Working with families in business involves dealing with complex issues and profound challenges – from sibling rivalry to dysfunctional intergenerational expectations. Perhaps no problem is more complex, for both the family and the business, than succession planning. Accountants, acting as trusted advisers, have an important role to play in helping families to deal with this major issue, and plan for the future.
The family business sector accounts for 60 to 70 percent of all registered businesses in the US, UK and Australia. For many chartered accountants anywhere between 80 to 90 percent of their clients fit into the family business / private business category.
There’s no such thing as a typical family business. A common misconception is that family business and small business are the same thing. That’s simply and obviously wrong – small business is actually a subset of family business. What’s more, no matter whether a business is large or small, although it will have unique specific issues, its broader issues will generally be similar to those of most others.
Family businesses are found in almost every sector of the business community – from manufacturing and importing to retailing and professional services. Many of Australia’s most dynamic private businesses are owned by families and over 2/3 of BRW’s Rich List is populated by people who’ve made their money in family businesses. At the top end we see the likes of Rinehart, Packer, Pratt and Smorgon, and there are many more in the $10M to $100M range.
Having family members involved in a business can result in tensions and challenges that aren’t present in other businesses. For instance, in a family business individuals tend to have more prominence and influence than they would in a comparable corporate environment. Meanwhile, family alliances, loyalties and antagonisms loom much larger than in non-family operations.
Classic family business conflicts includes sibling rivalry and intergenerational clashes between parents and children. When there are three generations working in a business at the same time the possibilities become almost endless!

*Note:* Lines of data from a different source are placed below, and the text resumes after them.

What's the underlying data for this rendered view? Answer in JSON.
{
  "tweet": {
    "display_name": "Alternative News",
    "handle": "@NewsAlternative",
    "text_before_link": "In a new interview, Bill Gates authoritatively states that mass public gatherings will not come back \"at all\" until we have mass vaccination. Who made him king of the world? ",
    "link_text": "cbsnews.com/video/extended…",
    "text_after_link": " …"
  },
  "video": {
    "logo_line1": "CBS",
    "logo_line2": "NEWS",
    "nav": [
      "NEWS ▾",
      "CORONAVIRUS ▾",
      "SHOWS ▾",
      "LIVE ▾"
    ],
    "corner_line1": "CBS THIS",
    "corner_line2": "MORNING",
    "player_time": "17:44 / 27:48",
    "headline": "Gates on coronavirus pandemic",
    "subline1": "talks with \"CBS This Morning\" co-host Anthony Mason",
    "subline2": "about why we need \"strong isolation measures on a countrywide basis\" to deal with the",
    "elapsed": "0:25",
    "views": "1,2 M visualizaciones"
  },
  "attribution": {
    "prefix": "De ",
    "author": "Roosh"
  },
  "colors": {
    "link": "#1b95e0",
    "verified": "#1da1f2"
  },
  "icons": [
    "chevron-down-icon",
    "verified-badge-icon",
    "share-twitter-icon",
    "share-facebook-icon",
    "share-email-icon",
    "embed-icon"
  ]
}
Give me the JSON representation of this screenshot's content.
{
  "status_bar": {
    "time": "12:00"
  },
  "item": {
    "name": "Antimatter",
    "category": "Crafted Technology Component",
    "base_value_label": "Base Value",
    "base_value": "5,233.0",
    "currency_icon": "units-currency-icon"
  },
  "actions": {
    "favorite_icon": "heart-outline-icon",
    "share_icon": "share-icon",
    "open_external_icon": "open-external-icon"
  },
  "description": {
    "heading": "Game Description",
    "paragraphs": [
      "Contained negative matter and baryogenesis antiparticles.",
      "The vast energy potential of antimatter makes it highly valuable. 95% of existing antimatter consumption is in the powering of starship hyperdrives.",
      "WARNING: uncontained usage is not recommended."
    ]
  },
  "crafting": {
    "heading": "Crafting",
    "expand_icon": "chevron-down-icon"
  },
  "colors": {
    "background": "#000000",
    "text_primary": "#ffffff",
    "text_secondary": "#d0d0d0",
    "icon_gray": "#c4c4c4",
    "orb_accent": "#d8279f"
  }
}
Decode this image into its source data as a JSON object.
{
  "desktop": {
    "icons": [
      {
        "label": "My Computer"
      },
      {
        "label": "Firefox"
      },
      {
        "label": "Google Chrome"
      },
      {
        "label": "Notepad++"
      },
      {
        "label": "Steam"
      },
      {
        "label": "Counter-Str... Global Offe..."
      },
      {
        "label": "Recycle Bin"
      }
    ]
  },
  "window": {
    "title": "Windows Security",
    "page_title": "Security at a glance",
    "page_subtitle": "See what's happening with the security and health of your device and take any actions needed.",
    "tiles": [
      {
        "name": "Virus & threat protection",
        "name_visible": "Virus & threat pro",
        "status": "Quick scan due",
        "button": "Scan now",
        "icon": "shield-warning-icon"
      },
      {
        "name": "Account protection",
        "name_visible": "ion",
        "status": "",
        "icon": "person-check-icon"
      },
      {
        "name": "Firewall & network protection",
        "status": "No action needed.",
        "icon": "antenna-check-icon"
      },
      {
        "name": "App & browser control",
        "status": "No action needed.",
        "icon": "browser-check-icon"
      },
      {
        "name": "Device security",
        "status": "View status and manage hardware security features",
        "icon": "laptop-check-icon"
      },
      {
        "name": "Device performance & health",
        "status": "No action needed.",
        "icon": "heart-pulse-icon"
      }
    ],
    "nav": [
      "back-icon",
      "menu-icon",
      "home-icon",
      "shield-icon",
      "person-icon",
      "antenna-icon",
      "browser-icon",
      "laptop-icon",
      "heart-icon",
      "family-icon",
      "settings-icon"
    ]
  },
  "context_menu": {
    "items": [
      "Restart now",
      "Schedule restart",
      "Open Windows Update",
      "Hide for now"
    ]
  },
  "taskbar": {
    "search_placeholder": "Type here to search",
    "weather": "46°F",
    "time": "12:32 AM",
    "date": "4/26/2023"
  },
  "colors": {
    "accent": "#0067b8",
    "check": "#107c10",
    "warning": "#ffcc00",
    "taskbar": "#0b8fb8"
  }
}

Families have all sorts of expectations about how their people will behave – often underpinned more by naïve and trusting assumptions than by any established process of open discussion, policy formulation, or stated “rules of engagement”.
A major challenge for accountants working with family businesses is to identify developing conflicts before they cause catastrophic damage to the family and the business. Accountants acting as trusted advisers are uniquely well-placed to help families deal with such problems, but sadly many see this as being far beyond their engagement, skills and courage. This both constitutes failing to discharge the responsibilities of a trusted adviser, and opens the door to other advisers who are willing to assist, particularly those with additional training in family business matters.
Succession planning is one of those critical areas in which accountants can greatly assist their established clients. It’s generally more helpful to think of it as “leadership transition” in the family and its business, as this helps to define the context for continuity planning in the accountant’s practice. It’s remarkably common for family businesses to change their advisers when a generation retires, partly because the incoming generation has its own friends and contacts, partly because there’s a natural urge to sweep away Dad’s (or Mum’s) people, and often because many professional practices fail to plan their own continuity by not encouraging their own next generation of practice leaders to build strong and trusting relationships with the business successors amongst their clients.
By helping clients deal with succession issues accounting firms are dealing with their own succession plans – building enduring relationships with clients across new generations.